Negli anni de I Siciliani, nella Sicilia scossa dall’“effetto dalla Chiesa”, si scopre così da quel giornale che la mafia a Catania è ben radicata, che il territorio etneo sta diventando di primissimo piano nello scacchiere della criminalità organizzata, rivelandosi centro nevralgico degli equilibri economici di Cosa nostra. Tutto ciò sebbene i catanesi non lo avessero ancora sospettato, tranquillizzati dalle istituzioni e dalla grigia informazione di palazzo che cercavano di minimizzare gli accadimenti in una città investita da una ondata di violenza senza precedenti che aveva fatto meritare il titolo di “città nera” d’Italia.
Catania farà i conti con la mafia proprio il 5 gennaio del 1984, davanti all’omicidio di un intellettuale, di un uomo che era riuscito a parlare davvero alla gente e a proporre strumenti razionali per la lotta alla mafia. Il segnale era chiaro, l’ennesimo giornalista ucciso in Sicilia. Al ricatto mafioso I Siciliani non cederanno, continuando nel proprio lavoro, denunciando con forza le collusioni tra mafia, magistratura e imprenditoria. Essi riusciranno ad essere, per qualche anno, i protagonisti del movimento antimafia siciliano, coagulando intorno a loro la società civile, dopo aver sensibilizzato una nazione intera. Continueranno ad essere così il punto di riferimento, insieme al quotidiano L’ora di Palermo, dell’informazione antimafia, seppur soffrendo parecchi problemi finanziari dovuti al fatto di essere un giornale libero e senza padroni. Questa sarà la causa che ne comporterà chiusure transitorie e purtroppo quella definitiva nel 1996.

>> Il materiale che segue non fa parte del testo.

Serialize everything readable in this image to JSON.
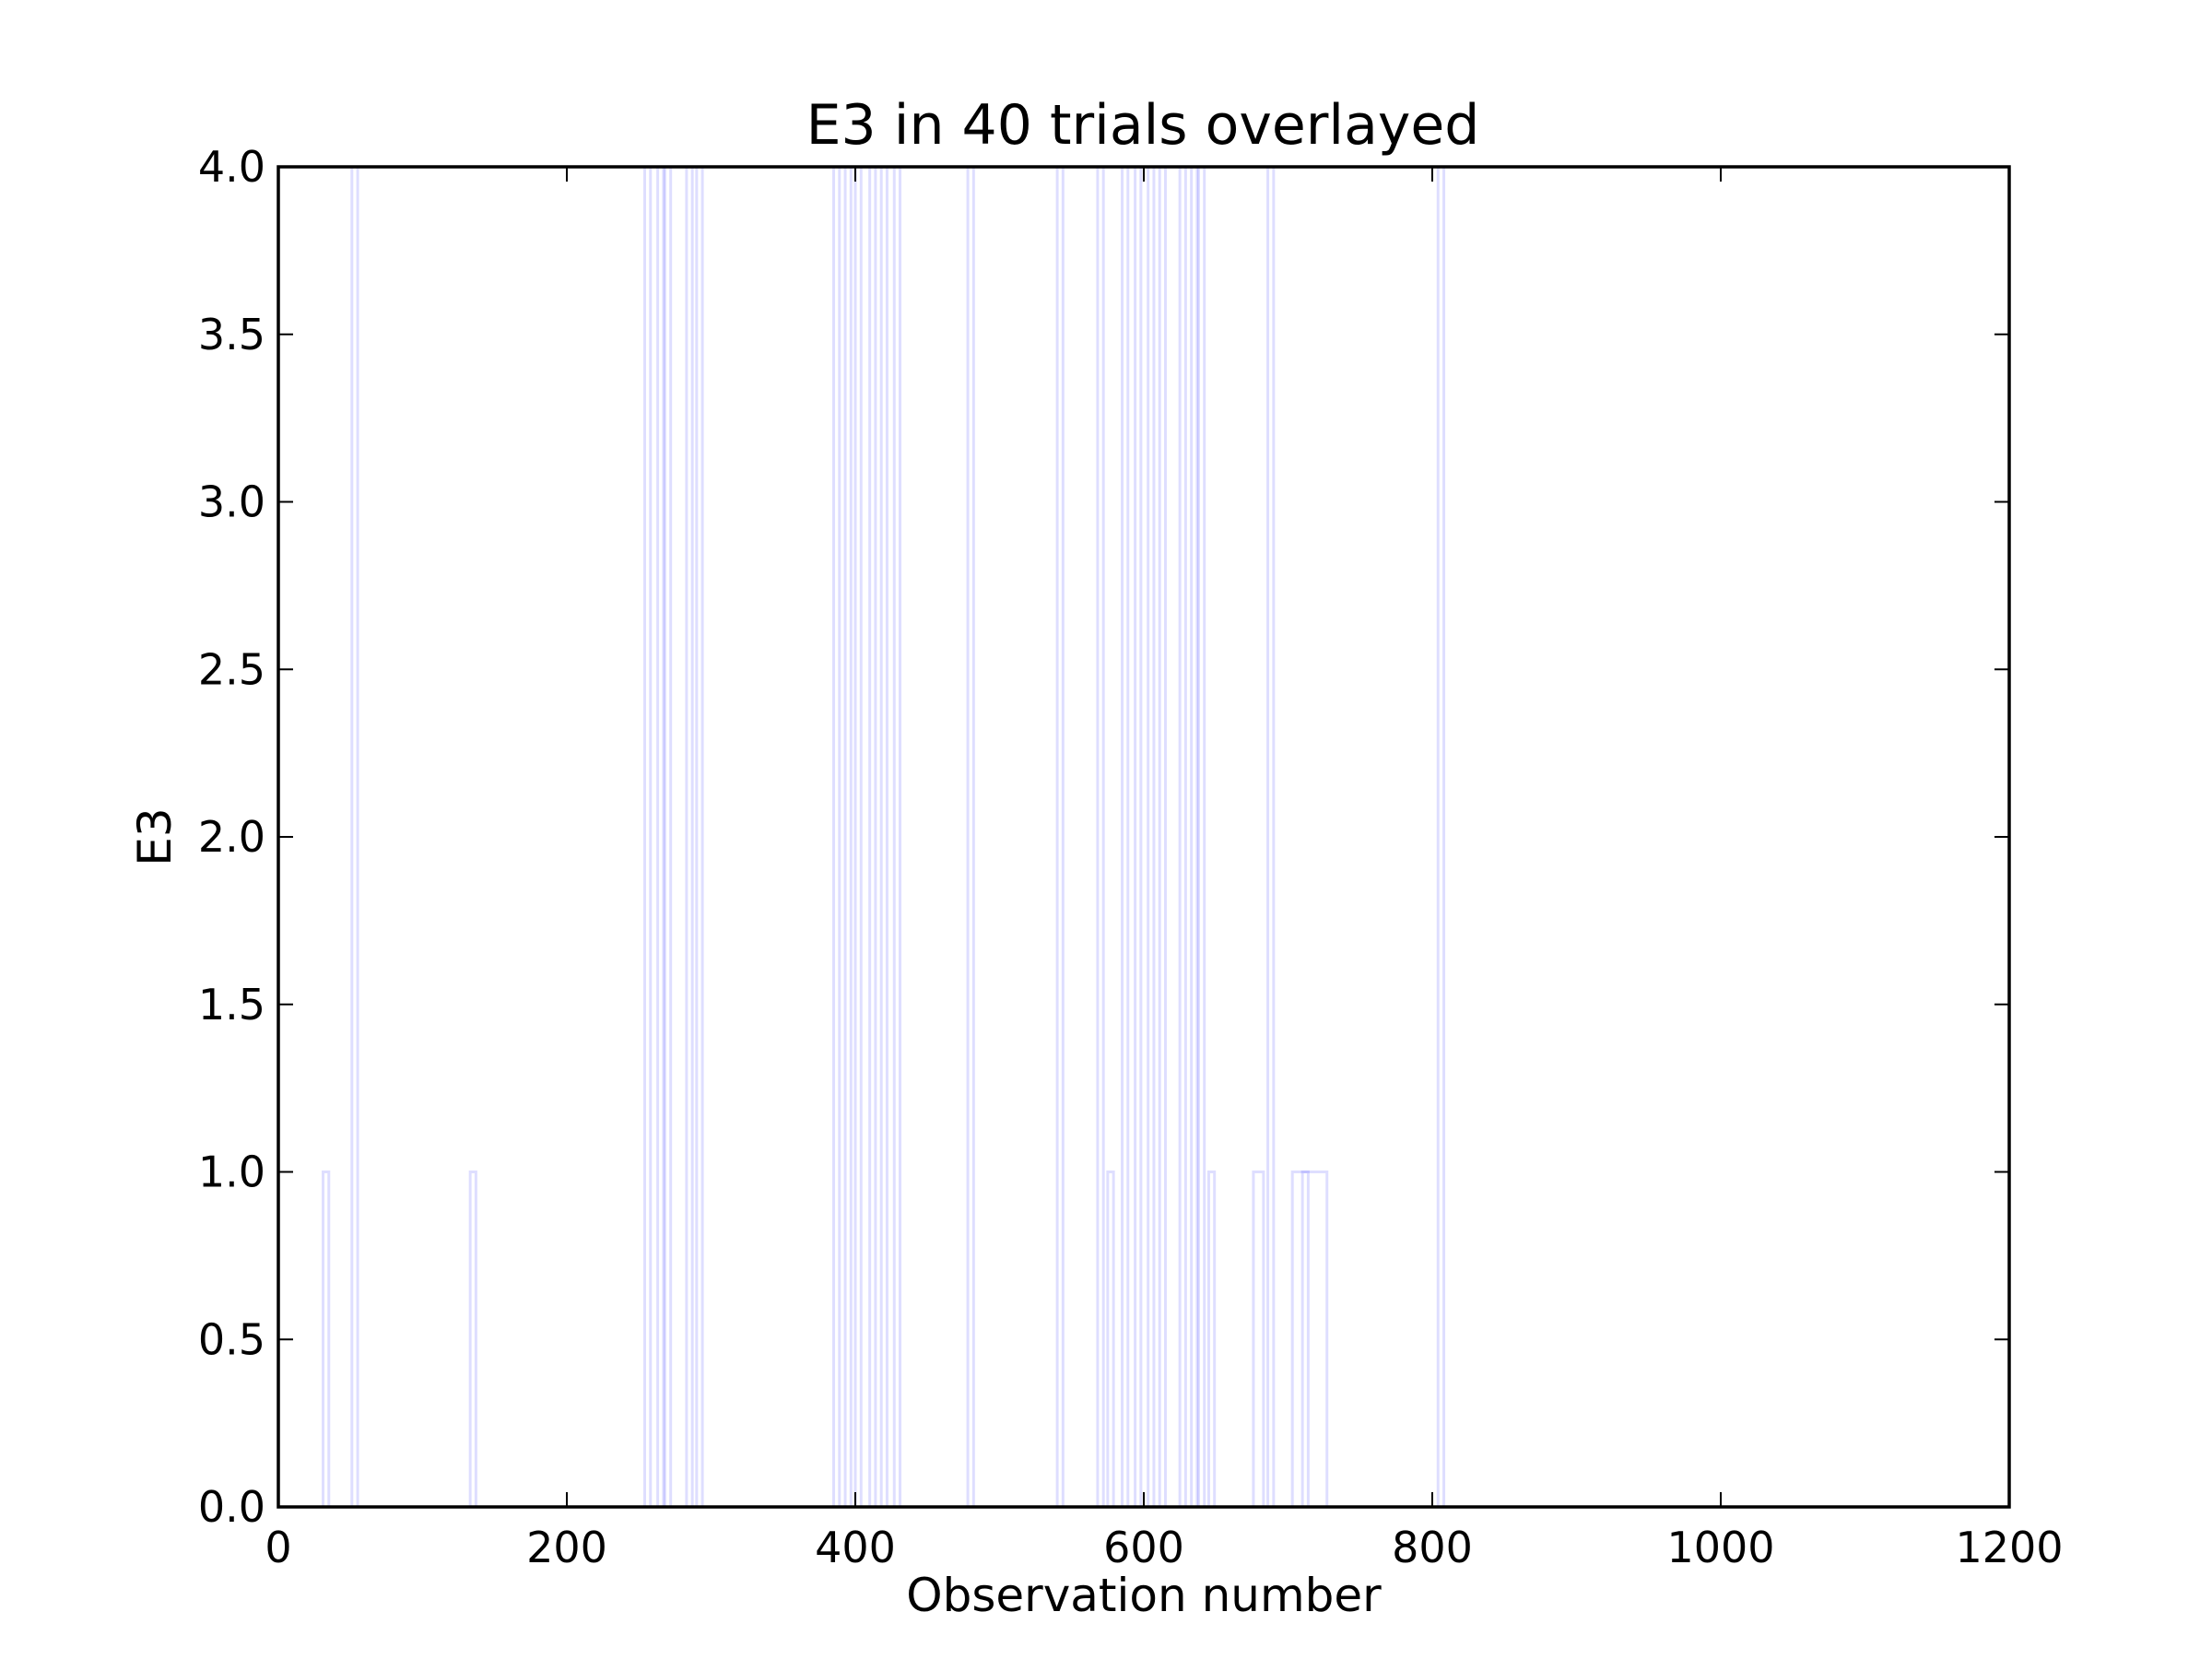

Questo lavoro vuole ripercorrere la storia di quegli anni, cercando di ricostruire, attraverso gli avvenimenti di mafia e di antimafia che la Sicilia ha attraversato dagli anni Ottanta fino a metà anni Novanta, un senso di quella vicenda. Attraverso lo specchio del giornale I Siciliani, e il suo stile a metà tra cronaca e letteratura, si racconteranno alcuni profili dei siciliani stessi, quelli potenti e impuniti, i corrotti e i collusi, quelli semplici, gli onesti, i poveri e i disperati. Si approfondirà la figura di Giuseppe Fava, padre della testata, maestro di un giovane gruppo di giornalisti negli anni Ottanta. Conosceremo le storie di giudici che hanno perso la loro vita per lottare contro la mafia, insieme a quelli messi sotto inchiesta per collusione e associazione mafiosa. Parleremo dei politici siciliani, quelli onesti e quelli amici di Cosa nostra e di fatto “terzo livello” della stessa. Poi ancora racconteremo le storie dei giornalisti con la schiena dritta, che con le loro inchieste hanno sancito la loro condanna a morte da parte della mafia, e dei giornalisti di palazzo, creatori di consenso e complici degli equilibri dell’assurdo monopolio dell’informazione siciliana. E ancora le storie dei cavalieri del lavoro, di avvocati, di poliziotti, e di semplici cittadini. I siciliani insomma, nel bene e nel male.